Last week, climate campaigner Ben Pennings gained a tactical victory in his tussle with Adani in the courts. A judge of the Queensland Supreme Court ordered Adani to identify those companies that had allegedly stopped negotiating for works on the Carmichael mine project due to the prospect of non-violent direct action by Galilee Blockade.
The relevant Adani company has alleged that an unspecified number of contractors terminated their negotiations on the project, thereby costing the company money. Since November 2020, Ben Pennings has been asking Adani to specify those contractors so he could be appraised of the case he needed to defend. Adani had previously been criticised for its 'attack dog legal strategy', seeking to organise a raid on Pennings's home, and organising surveillance of Pennings's young family.
The court previously said that Adani must be able to identify ‘the class of individuals or organisations in respect of which these fractures have occurred’ and that provision of the information ‘would at least provide [Pennings] with the sort of focus that will allow him to discharge his obligation of disclosure’.
That was confirmed by the court on 10 March 2022, in orders which require Adani to identify, by April 8:
- the identity of those contractors (or sub-contractors);
- the negotiations that would have been undertaken or were terminated;
- details of the demands and threats that allegedly led to the contractors terminating negotiations.
‘After all this time, I’m so happy that Adani has to identify which contractors they allege backed out of their dirty coal project due to the peaceful actions of Galilee Blockade,' said Mr Pennings. 'Adani specified in court they plan to seek documents from contractors through the non-party disclosure process.
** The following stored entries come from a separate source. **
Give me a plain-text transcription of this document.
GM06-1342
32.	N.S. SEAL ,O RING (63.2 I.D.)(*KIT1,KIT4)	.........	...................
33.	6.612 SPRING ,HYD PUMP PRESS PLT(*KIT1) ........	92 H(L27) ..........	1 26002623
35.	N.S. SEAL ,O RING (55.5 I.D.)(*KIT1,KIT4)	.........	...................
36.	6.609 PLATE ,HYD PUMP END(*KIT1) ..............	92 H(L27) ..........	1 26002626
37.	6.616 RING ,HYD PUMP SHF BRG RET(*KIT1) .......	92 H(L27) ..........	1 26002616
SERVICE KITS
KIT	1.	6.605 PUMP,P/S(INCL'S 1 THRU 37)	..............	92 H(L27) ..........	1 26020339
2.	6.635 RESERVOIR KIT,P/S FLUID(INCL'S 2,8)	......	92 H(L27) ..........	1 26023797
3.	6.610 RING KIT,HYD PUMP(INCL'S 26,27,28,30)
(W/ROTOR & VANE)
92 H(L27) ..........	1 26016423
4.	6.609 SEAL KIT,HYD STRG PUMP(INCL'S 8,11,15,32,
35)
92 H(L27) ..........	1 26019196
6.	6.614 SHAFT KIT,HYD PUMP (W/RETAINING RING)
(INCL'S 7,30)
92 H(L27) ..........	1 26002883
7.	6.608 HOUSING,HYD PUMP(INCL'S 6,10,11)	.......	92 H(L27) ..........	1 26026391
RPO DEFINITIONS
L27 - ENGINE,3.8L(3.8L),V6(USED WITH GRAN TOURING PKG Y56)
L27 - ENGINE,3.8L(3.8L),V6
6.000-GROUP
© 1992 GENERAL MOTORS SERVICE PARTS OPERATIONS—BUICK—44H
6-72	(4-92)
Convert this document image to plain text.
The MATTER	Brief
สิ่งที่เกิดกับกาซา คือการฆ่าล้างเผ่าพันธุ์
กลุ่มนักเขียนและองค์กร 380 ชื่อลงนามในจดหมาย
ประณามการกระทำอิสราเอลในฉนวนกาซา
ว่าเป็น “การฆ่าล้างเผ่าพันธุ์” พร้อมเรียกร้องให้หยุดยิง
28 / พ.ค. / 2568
I hope this information progresses the case so that I can win this important legal battle against a multi-billionaire bully.’
‘This is all happening at a time when the impacts of coal and climate change are literally flooding the east coast of Australia. New coal mines mean further climate chaos.’
‘Adani were awarded some costs for some parts of the 27 August 2021 hearing. Adani has previously sought an exorbitant amount and that costs process is ongoing. So far, I have not paid a single cent of Adani’s legal costs.’
From a media release by Ben Pennings, 10 March 2022.